One shofar, many faces
By Rabbi Nochum Mangel, Chabad of Greater Dayton
The high point of Rosh Hashanah and the unique mitzvah (commandment) of the day is the blowing of the shofar. The words of the holiday prayer book are deep and their extraordinary poetry is beautiful and moving, but the focus of the day is on the raw sound of the ram’s horn’s three basic notes.
What is its significance? As a simple matter of law, it is a mitzvah that the Torah instructs us to do, calling Rosh Hashanah Yom Teruah, a day of the sounding of the shofar. The Torah does not offer us a reason. It only gives us the command to sound the shofar.
But over the course of our long history, many have offered various meanings behind this mitzvah.

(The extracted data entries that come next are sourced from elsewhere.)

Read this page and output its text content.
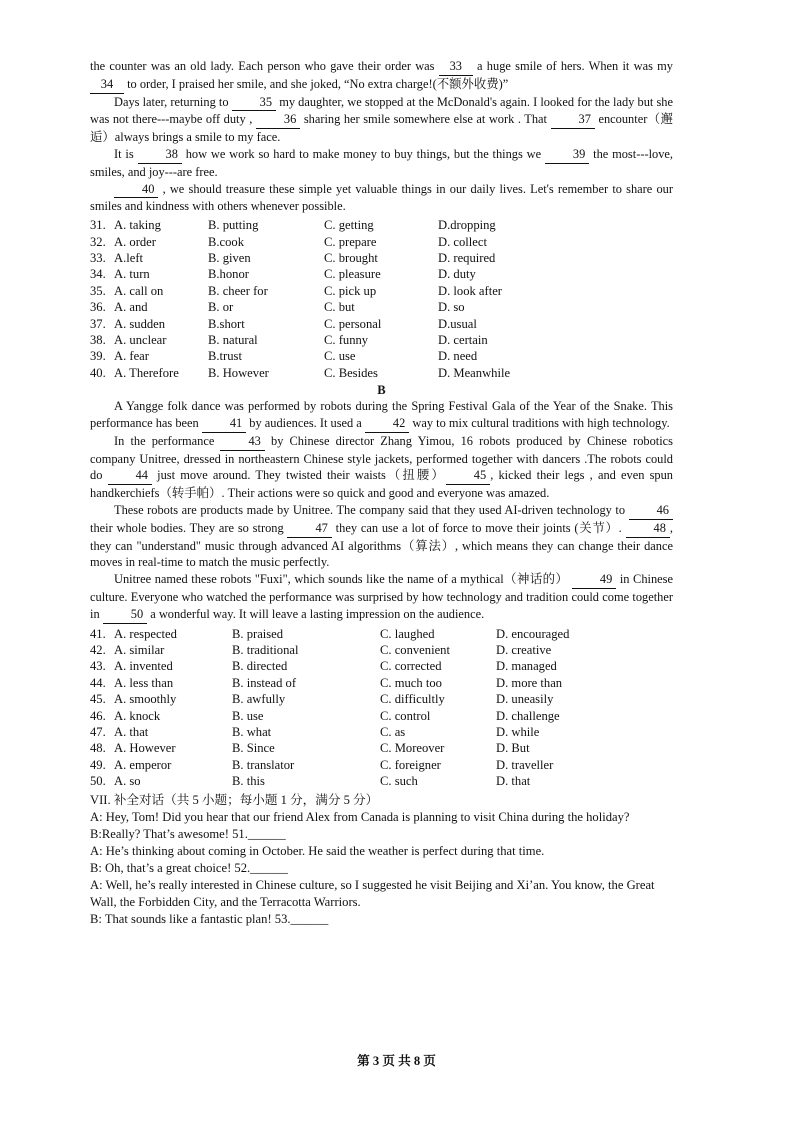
the counter was an old lady. Each person who gave their order was 33 a huge smile of hers. When it was my 34 to order, I praised her smile, and she joked, “No extra charge!(不额外收费)”

Days later, returning to 35 my daughter, we stopped at the McDonald's again. I looked for the lady but she was not there---maybe off duty , 36 sharing her smile somewhere else at work . That 37 encounter（邂逅）always brings a smile to my face.

It is 38 how we work so hard to make money to buy things, but the things we 39 the most---love, smiles, and joy---are free.

40 , we should treasure these simple yet valuable things in our daily lives. Let's remember to share our smiles and kindness with others whenever possible.

31. A. taking	B. putting	C. getting	D.dropping
32. A. order	B.cook	C. prepare	D. collect
33. A.left	B. given	C. brought	D. required
34. A. turn	B.honor	C. pleasure	D. duty
35. A. call on	B. cheer for	C. pick up	D. look after
36. A. and	B. or	C. but	D. so
37. A. sudden	B.short	C. personal	D.usual
38. A. unclear	B. natural	C. funny	D. certain
39. A. fear	B.trust	C. use	D. need
40. A. Therefore	B. However	C. Besides	D. Meanwhile

B

A Yangge folk dance was performed by robots during the Spring Festival Gala of the Year of the Snake. This performance has been 41 by audiences. It used a 42 way to mix cultural traditions with high technology.

In the performance 43 by Chinese director Zhang Yimou, 16 robots produced by Chinese robotics company Unitree, dressed in northeastern Chinese style jackets, performed together with dancers .The robots could do 44 just move around. They twisted their waists（扭腰） 45 , kicked their legs , and even spun handkerchiefs（转手帕）. Their actions were so quick and good and everyone was amazed.

These robots are products made by Unitree. The company said that they used AI-driven technology to 46 their whole bodies. They are so strong 47 they can use a lot of force to move their joints (关节）. 48 , they can "understand" music through advanced AI algorithms（算法）, which means they can change their dance moves in real-time to match the music perfectly.

Unitree named these robots "Fuxi", which sounds like the name of a mythical（神话的） 49 in Chinese culture. Everyone who watched the performance was surprised by how technology and tradition could come together in 50 a wonderful way. It will leave a lasting impression on the audience.

41. A. respected	B. praised	C. laughed	D. encouraged
42. A. similar	B. traditional	C. convenient	D. creative
43. A. invented	B. directed	C. corrected	D. managed
44. A. less than	B. instead of	C. much too	D. more than
45. A. smoothly	B. awfully	C. difficultly	D. uneasily
46. A. knock	B. use	C. control	D. challenge
47. A. that	B. what	C. as	D. while
48. A. However	B. Since	C. Moreover	D. But
49. A. emperor	B. translator	C. foreigner	D. traveller
50. A. so	B. this	C. such	D. that

VII. 补全对话（共 5 小题；每小题 1 分，满分 5 分）

A: Hey, Tom! Did you hear that our friend Alex from Canada is planning to visit China during the holiday?

B:Really? That’s awesome! 51.______

A: He’s thinking about coming in October. He said the weather is perfect during that time.

B: Oh, that’s a great choice! 52.______

A: Well, he’s really interested in Chinese culture, so I suggested he visit Beijing and Xi’an. You know, the Great Wall, the Forbidden City, and the Terracotta Warriors.

B: That sounds like a fantastic plan! 53.______

第 3 页 共 8 页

Hai Gaon, a rabbi who lived during the early 11th century, compiled 10 widely-cited reasons behind the mitzvah of blowing the shofar. Among them are:
• The shofar was sounded at a king’s coronation, and on Rosh Hashanah we are proclaiming God as our king just as Adam and Eve did on the sixth day of creation, the first Rosh Hashanah.
• When Abraham and Isaac showed their willingness to give up everything to follow God at the time of the Binding of Isaac, God directed Abraham to take a ram caught in a thicket and offer it instead, and the horn of the ram was to be used as a shofar. The shofar reminds us of the self-sacrificial dedication of the founders of our people.
• When all of Israel stood at Sinai and God gave them the Torah, everyone heard the sound of the shofar blowing. Hearing the shofar reminds us of God’s giving us the Torah.
• When Moshiach (Messiah) comes, the prophet Elijah tells us, the great shofar will be blown. Blowing the shofar speaks to us of the coming of the Moshiach and the great good toward which the world is moving.
One hundred years later, Maimonides added that the sound of the shofar moves us to return to God. It is like a voice calling, “Wake up, you sleepers, and return to your real purpose, the purpose why you are here in the world.”
But one might ask, why does our tradition propose so many different and diverse reasons for this mitzvah? Wouldn’t one be enough?
In Midrash Rabba, our sages teach that discovering many explanations for a mitzvah is not something unique to the mitzvah of shofar. Rather, as a general Torah principal, Shivim panim laTorah — the Torah has 70 different faces, or aspects. Each and every matter in Torah can be understood through a prism that reveals 70 different colors.
The rabbis of the Talmud are saying that the necessity for so many different faces is: “Just as no person’s face looks exactly like another’s, so too, no two people’s sensibilities are exactly the same.”
Seventy, then, is a number to express the variety of the whole group. The message is that the Torah offers a path of understanding to each person as unique as the person’s face.
So although people say that if you have two Jews, you have three opinions, they are off by 67!
The strength and beauty of Torah is that although there are diverse insights and varied rationales, they are all simultaneously true.
But the commonality is the performance of the same mitzvah. No matter which of the 70 reasons one finds most compelling, each person speaks of the same mitzvah of hearing the shofar.
The mitzvah is the same, but each of us sees in it a different color, a different point of meaning. Each perspective is necessary in order for there to be a door and an opening into the Torah and mitzvot for all.
What draws one person is very often not what draws another. Therefore, there is the widest diversity of insight so that each person can find his or her way to the core where we are all one.
There is room for each one of us. In Torah learning, it is not about winning arguments or trying to prove our understanding is right by denying others their unique insight or inspiration. There is a purpose in our differences. Each one of us has a way to connect and join with everyone else in the mitzvah.
The shofar urges us, cries to us — do not stop until you have found your inspiration. We are meant to hear that sound together, as we come as one to be blessed by being written and sealed together in the Book of Life for a year of peace, plenty, and every kind of blessing.
May we finally hear the great sound of Elijah’s shofar, heralding the arrival of the righteous Moshiach.